Bu ilkeler ışığında somut olaya bakıldığında; Yukarıda değinilen ilkeler gözetilmek suretiyle araştırma ve incele yapılmalı, dava konusu 1099 ada 1 parsel sayılı taşınmazın tedavüllü tapu kayıtları (geldi ve gitti kayıtları) denetlenebilir bir şekilde kütük sayfaları ile yapılan imar uygulamalarına ilişkin bilgi ve belgeler getirtilmeli ve bölgede yapılan imar düzenlemelerinde kesilen düzenleme ortaklık payı oranı belirlenerek tahsis miktarından bu oranda indirim yapılması gerektiği de gözetilerek oluşacak sonuç çerçevesinde bir karar verilmesi gerekirken eksik soruşturmayla yetinilerek hüküm kurulması doğru değildir.

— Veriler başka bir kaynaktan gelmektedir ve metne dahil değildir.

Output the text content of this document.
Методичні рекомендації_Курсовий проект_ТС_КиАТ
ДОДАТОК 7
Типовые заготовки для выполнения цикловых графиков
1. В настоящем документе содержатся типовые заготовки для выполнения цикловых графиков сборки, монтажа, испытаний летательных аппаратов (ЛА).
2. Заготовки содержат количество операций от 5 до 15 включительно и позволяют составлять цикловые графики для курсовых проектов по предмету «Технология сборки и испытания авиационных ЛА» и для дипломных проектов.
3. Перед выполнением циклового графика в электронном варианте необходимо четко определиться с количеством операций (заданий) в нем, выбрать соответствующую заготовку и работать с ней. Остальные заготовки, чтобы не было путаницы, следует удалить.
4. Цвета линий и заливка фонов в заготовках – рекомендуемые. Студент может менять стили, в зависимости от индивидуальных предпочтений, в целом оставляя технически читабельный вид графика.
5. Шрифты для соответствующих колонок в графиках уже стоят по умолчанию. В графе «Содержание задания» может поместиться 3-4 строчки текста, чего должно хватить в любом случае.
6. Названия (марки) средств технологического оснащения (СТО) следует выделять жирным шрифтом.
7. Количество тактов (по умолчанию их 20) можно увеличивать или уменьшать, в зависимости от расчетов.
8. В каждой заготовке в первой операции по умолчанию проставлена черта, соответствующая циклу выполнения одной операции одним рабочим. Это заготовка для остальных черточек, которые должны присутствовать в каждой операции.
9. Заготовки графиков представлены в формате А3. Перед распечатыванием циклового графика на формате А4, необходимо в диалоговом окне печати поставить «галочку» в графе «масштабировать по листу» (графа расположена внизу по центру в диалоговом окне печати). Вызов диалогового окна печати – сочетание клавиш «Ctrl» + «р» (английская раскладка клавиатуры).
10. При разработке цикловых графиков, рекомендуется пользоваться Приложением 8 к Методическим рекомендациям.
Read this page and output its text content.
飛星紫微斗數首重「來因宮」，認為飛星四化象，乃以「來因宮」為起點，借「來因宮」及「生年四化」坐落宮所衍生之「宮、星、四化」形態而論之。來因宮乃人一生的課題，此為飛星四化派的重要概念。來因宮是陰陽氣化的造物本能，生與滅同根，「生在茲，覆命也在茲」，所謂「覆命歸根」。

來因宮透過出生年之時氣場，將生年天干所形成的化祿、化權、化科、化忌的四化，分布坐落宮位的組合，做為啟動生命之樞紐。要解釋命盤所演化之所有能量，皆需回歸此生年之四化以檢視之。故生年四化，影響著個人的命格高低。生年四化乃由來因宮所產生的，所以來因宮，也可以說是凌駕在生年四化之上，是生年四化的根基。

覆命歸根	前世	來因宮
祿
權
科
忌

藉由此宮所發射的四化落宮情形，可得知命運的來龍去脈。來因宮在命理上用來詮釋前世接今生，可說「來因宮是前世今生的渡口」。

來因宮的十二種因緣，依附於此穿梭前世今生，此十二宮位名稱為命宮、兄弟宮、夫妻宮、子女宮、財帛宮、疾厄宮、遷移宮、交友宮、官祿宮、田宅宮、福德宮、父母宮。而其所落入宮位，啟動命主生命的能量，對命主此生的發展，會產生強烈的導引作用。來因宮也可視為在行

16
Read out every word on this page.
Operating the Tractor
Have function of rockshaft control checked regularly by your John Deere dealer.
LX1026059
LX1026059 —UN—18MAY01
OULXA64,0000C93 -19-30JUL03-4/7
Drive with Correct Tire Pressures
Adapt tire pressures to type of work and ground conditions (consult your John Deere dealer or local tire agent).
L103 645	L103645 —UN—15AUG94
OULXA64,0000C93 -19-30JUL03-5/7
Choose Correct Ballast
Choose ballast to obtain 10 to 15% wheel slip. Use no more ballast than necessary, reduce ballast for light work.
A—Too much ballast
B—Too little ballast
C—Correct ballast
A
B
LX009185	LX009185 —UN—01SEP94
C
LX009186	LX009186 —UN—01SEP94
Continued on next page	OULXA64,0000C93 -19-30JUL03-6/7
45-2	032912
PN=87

Öte yandan; dava konusu taşınmazın noksanın tamamlanması kararı üzerine getirtilen tapu kaydına göre 10196 ada 22 parsel olduğu ve tamamının davalı Hazine adına kayıtlı olduğu görülmüştür. Bilindiği gibi sicil kayıtlarında kapatılan parsel üzerinde işlem yapma olanağı yoktur. Bu durumda çekişmeli taşınmazın en son güncel tapu kaydı gözetilmek suretiyle hüküm kurulması gerekir.
SONUÇ: Yukarıda açıklanan nedenlerle hükmün BOZULMASINA, kararın tebliğinden itibaren 15 gün içinde karar düzeltme yolu açık olmak üzere, 19.04.2017 tarihinde oybirliği ile karar verildi.